鹿児島県いちき串木野市の海岸で8月28日、釣りに訪れた中高生5人のうち3人が沖に流され、翌日死亡が確認された。「水の中に入った瞬間に沖に行く流れに入ってしまうことがある」――現場を訪れた専門家はそう語り、海のレジャーにおける事前の安全対策の重要性を訴えている。夏休みの終わりに突如として奪われた3つの命。現場周辺には今も深い悲しみが広がっている。
岩場から飛び込み、4人が沖へ流される
事故が起きたのは、いちき串木野市西島平町にある小さな島・照島の外海に面する岩場だ。
消防に通報があったのは8月28日の午後3時40分ごろ。釣りをしに来ていた中高生5人のうち、2人が海に飛び込んで遊ぼうとしたところ溺れ始めた。それを見た中学生2人が助けようと飛び込んだが、4人全員が沖へ流されてしまったという。
飛び降りた岩場の高さは約2メートル。当日の波の高さは1.5メートルと普段より高い状態だった。近くに住む住民は「昔から『あの辺りは危ない』と聞いていたので行かない」「下はすごく深いから怖い」と口をそろえる。地元では以前から危険な場所として知られていた場所での悲劇だった。
岩場付近に残っていた中学生が消防に通報してから約40分後、海上保安庁の巡視艇が漂流していた12歳の中学生を救助した。しかし残る3人の行方は分からないまま、船や航空機、防波堤からの目視による捜索が続けられた。いちき串木野市消防本部の馬込圭三消防署長は当時、「手掛かりは非常に波が高くて見えない。消波ブロックの中を中心に捜索している」と語っていた。
翌日、相次いで発見――3人全員の死亡を確認
事態が動いたのは、捜索2日目の29日だった。
午前10時40分ごろ、現場から約30メートルの沖合で、海面に浮いていた下夷春樹さんと竹本敬浩さんが相次いで発見された。さらに午後3時40分ごろ、現場近くの岩場に下夷健誠さんが打ち上げられているのが見つかり、3人それぞれの死亡が確認された。死因はいずれも溺死だった。

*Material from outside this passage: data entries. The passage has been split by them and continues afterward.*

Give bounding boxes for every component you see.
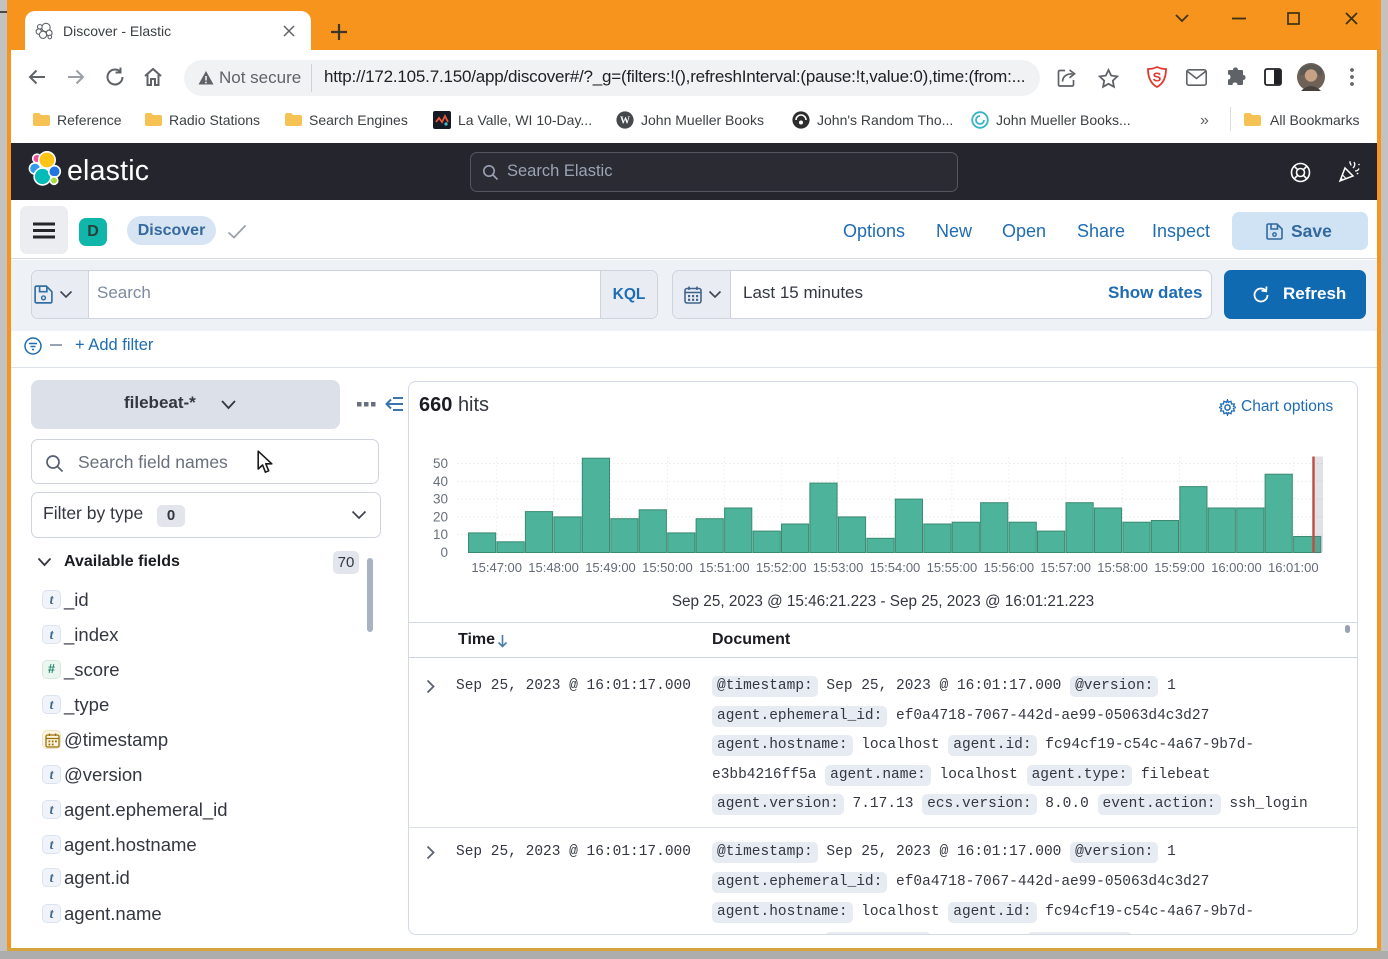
svg-text:40: 40 bbox=[433, 474, 448, 489]
svg-text:15:48:00: 15:48:00 bbox=[528, 560, 579, 575]
svg-text:15:52:00: 15:52:00 bbox=[756, 560, 807, 575]
svg-text:15:55:00: 15:55:00 bbox=[927, 560, 978, 575]
svg-text:16:00:00: 16:00:00 bbox=[1211, 560, 1262, 575]
svg-text:15:51:00: 15:51:00 bbox=[699, 560, 750, 575]
svg-text:15:56:00: 15:56:00 bbox=[983, 560, 1034, 575]
svg-text:W: W bbox=[620, 116, 630, 127]
svg-text:S: S bbox=[1153, 70, 1162, 85]
svg-text:15:54:00: 15:54:00 bbox=[870, 560, 921, 575]
svg-text:30: 30 bbox=[433, 492, 448, 507]
svg-text:15:50:00: 15:50:00 bbox=[642, 560, 693, 575]
svg-text:16:01:00: 16:01:00 bbox=[1268, 560, 1319, 575]
svg-text:15:57:00: 15:57:00 bbox=[1040, 560, 1091, 575]
svg-text:15:49:00: 15:49:00 bbox=[585, 560, 636, 575]
svg-text:15:47:00: 15:47:00 bbox=[471, 560, 522, 575]
svg-text:50: 50 bbox=[433, 456, 448, 471]
svg-text:15:53:00: 15:53:00 bbox=[813, 560, 864, 575]
svg-text:10: 10 bbox=[433, 527, 448, 542]
svg-text:15:58:00: 15:58:00 bbox=[1097, 560, 1148, 575]
svg-text:20: 20 bbox=[433, 509, 448, 524]
svg-text:0: 0 bbox=[440, 545, 448, 560]
svg-text:15:59:00: 15:59:00 bbox=[1154, 560, 1205, 575]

3人が見つかった現場付近には30日、県内各地から追悼のために多くの人が訪れた。霧島市から来た人は「残念ですね。今からいろんなことを経験したかっただろうし、夢や希望を持っていたと思う」と肩を落とし、薩摩川内市から訪れた人も「怖かっただろうな」と声を詰まらせた。現場に供えられた花やジュースが、3人の死を悼む多くの人々の思いを静かに物語っていた。
専門家が指摘する「岩礁海岸」の危険性
同じ悲劇を繰り返さないために、何が必要なのか。
8月30日、事故現場を実際に訪れたのは、海での事故に詳しい鹿児島大学水産学部の西隆一郎教授だ。西教授は、現場が外海に面した「岩礁海岸」であることに着目し、事故の背景にある危険性を解説した。

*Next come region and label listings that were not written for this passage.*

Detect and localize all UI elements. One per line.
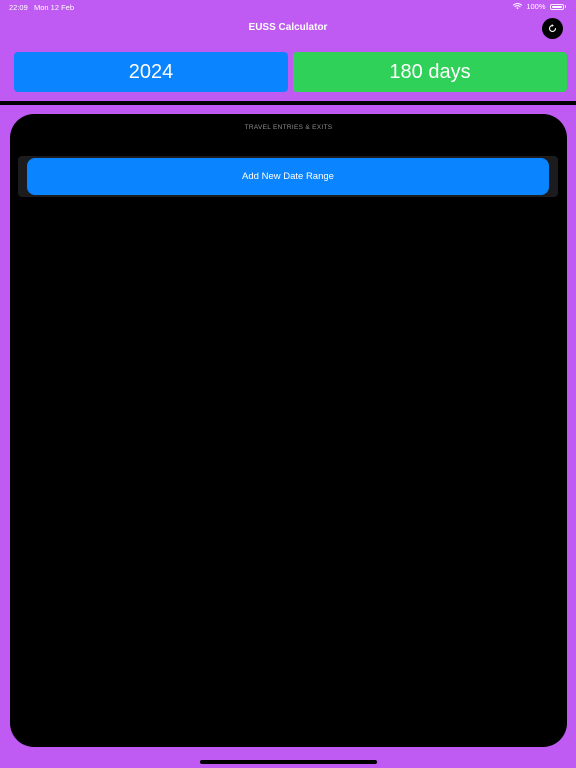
battery-body: [549, 3, 564, 10]
section-header: TRAVEL ENTRIES & EXITS: [244, 124, 333, 131]
home-indicator[interactable]: [200, 760, 377, 764]
add-date-range-button[interactable]: Add New Date Range: [27, 158, 549, 195]
entries-list-group: Add New Date Range: [18, 156, 558, 197]
status-date: Mon 12 Feb: [34, 3, 75, 12]
year-tile[interactable]: 2024: [14, 52, 288, 92]
days-tile[interactable]: 180 days: [293, 52, 567, 92]
wifi-icon: [513, 3, 523, 10]
refresh-icon: [547, 23, 558, 34]
refresh-button[interactable]: [542, 18, 563, 39]
battery-icon: [549, 3, 566, 10]
status-right: 100%: [513, 2, 566, 11]
status-time: 22:09: [9, 3, 28, 12]
battery-fill: [551, 5, 562, 8]
page-title: EUSS Calculator: [248, 22, 328, 33]
battery-percentage: 100%: [526, 2, 546, 11]
status-bar: 22:09 Mon 12 Feb 100%: [0, 0, 576, 14]
battery-tip: [564, 5, 566, 8]
divider: [0, 101, 576, 105]
travel-entries-panel: TRAVEL ENTRIES & EXITS Add New Date Rang…: [10, 114, 567, 747]
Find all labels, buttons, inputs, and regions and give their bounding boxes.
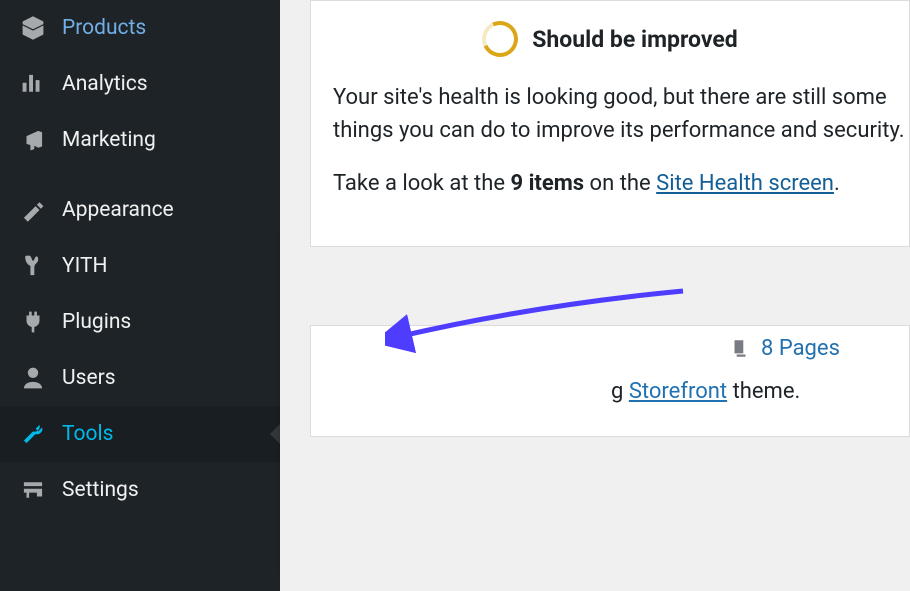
users-icon — [18, 363, 48, 393]
sidebar-item-settings[interactable]: Settings — [0, 462, 280, 518]
site-health-title: Should be improved — [532, 26, 737, 53]
appearance-icon — [18, 195, 48, 225]
marketing-icon — [18, 125, 48, 155]
theme-line: g Storefront theme. — [311, 371, 909, 412]
sidebar-item-label: Appearance — [62, 198, 262, 222]
sidebar-separator — [0, 168, 280, 182]
settings-icon — [18, 475, 48, 505]
sidebar-item-label: Settings — [62, 478, 262, 502]
products-icon — [18, 13, 48, 43]
site-health-progress-icon — [477, 16, 523, 62]
sidebar-item-plugins[interactable]: Plugins — [0, 294, 280, 350]
pages-icon — [729, 338, 751, 360]
sidebar-item-tools[interactable]: Tools — [0, 406, 280, 462]
sidebar-item-label: Users — [62, 366, 262, 390]
main-content: Should be improved Your site's health is… — [280, 0, 910, 591]
tools-icon — [18, 419, 48, 449]
plugins-icon — [18, 307, 48, 337]
sidebar-item-analytics[interactable]: Analytics — [0, 56, 280, 112]
site-health-link-line: Take a look at the 9 items on the Site H… — [333, 167, 840, 200]
yith-icon — [18, 251, 48, 281]
site-health-desc: Your site's health is looking good, but … — [333, 81, 909, 147]
sidebar-item-appearance[interactable]: Appearance — [0, 182, 280, 238]
sidebar-item-label: Products — [62, 16, 262, 40]
sidebar-item-users[interactable]: Users — [0, 350, 280, 406]
sidebar-item-products[interactable]: Products — [0, 0, 280, 56]
site-health-panel: Should be improved Your site's health is… — [310, 0, 910, 247]
sidebar-item-label: Analytics — [62, 72, 262, 96]
sidebar-item-yith[interactable]: YITH — [0, 238, 280, 294]
sidebar-item-marketing[interactable]: Marketing — [0, 112, 280, 168]
site-health-header: Should be improved — [311, 11, 909, 81]
analytics-icon — [18, 69, 48, 99]
admin-sidebar: Products Analytics Marketing Appearance … — [0, 0, 280, 591]
pages-glance-row: 8 Pages — [729, 326, 909, 371]
at-a-glance-panel: 8 Pages g Storefront theme. — [310, 325, 910, 437]
site-health-item-count: 9 items — [510, 171, 584, 196]
sidebar-item-label: Plugins — [62, 310, 262, 334]
pages-link[interactable]: 8 Pages — [761, 336, 840, 361]
sidebar-item-label: Marketing — [62, 128, 262, 152]
sidebar-item-label: Tools — [62, 422, 262, 446]
panel-gap — [310, 277, 910, 325]
sidebar-item-label: YITH — [62, 254, 262, 278]
site-health-screen-link[interactable]: Site Health screen — [656, 171, 834, 196]
theme-link[interactable]: Storefront — [629, 379, 727, 404]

「当日うねりがあったということは、水の中に入った瞬間にたまたま沖に行く流れに入ってしまったということもある。そうすると波の流れが非常に複雑なところで簡単に泳げない状況もある」
岩礁海岸は、海が穏やかなときは透明度が高く、魚や海底まで見えるほど美しい。だからこそ、中高生がチャレンジ精神から海に入りたくなる気持ちは理解できると西教授は言う。しかしその一方で、「水の中に入って陸側に帰ることを考えると、陸側に帰るのが難しい場所」でもある。

西教授は地域ぐるみの啓発教育の必要性も訴えた。「中学生、高校生がチャレンジ精神というか、水の中で遊びたいという気持ちを強く持つのもわかるので、できるだけ地域の方、周りの方が安全上の配慮について啓発教育がしっかりできていればよかった」。
「ライフジャケットは絶対に携行を」
西教授がとりわけ強調したのが、ライフジャケットの重要性だ。

「海に行く前に、山に行くのと一緒だが、事前に注意すべきことを知った上で対応していく。絶対に浮く条件、ライフジャケット、浮く物を携行することがかなり重要」
夏休みの終わりに起きたこの痛ましい事故は、地域社会に深い悲しみをもたらしている。同じ悲劇を繰り返さないためにも、海に近づく際の事前準備と、ライフジャケットをはじめとした安全器具の携行が、今改めて問われている。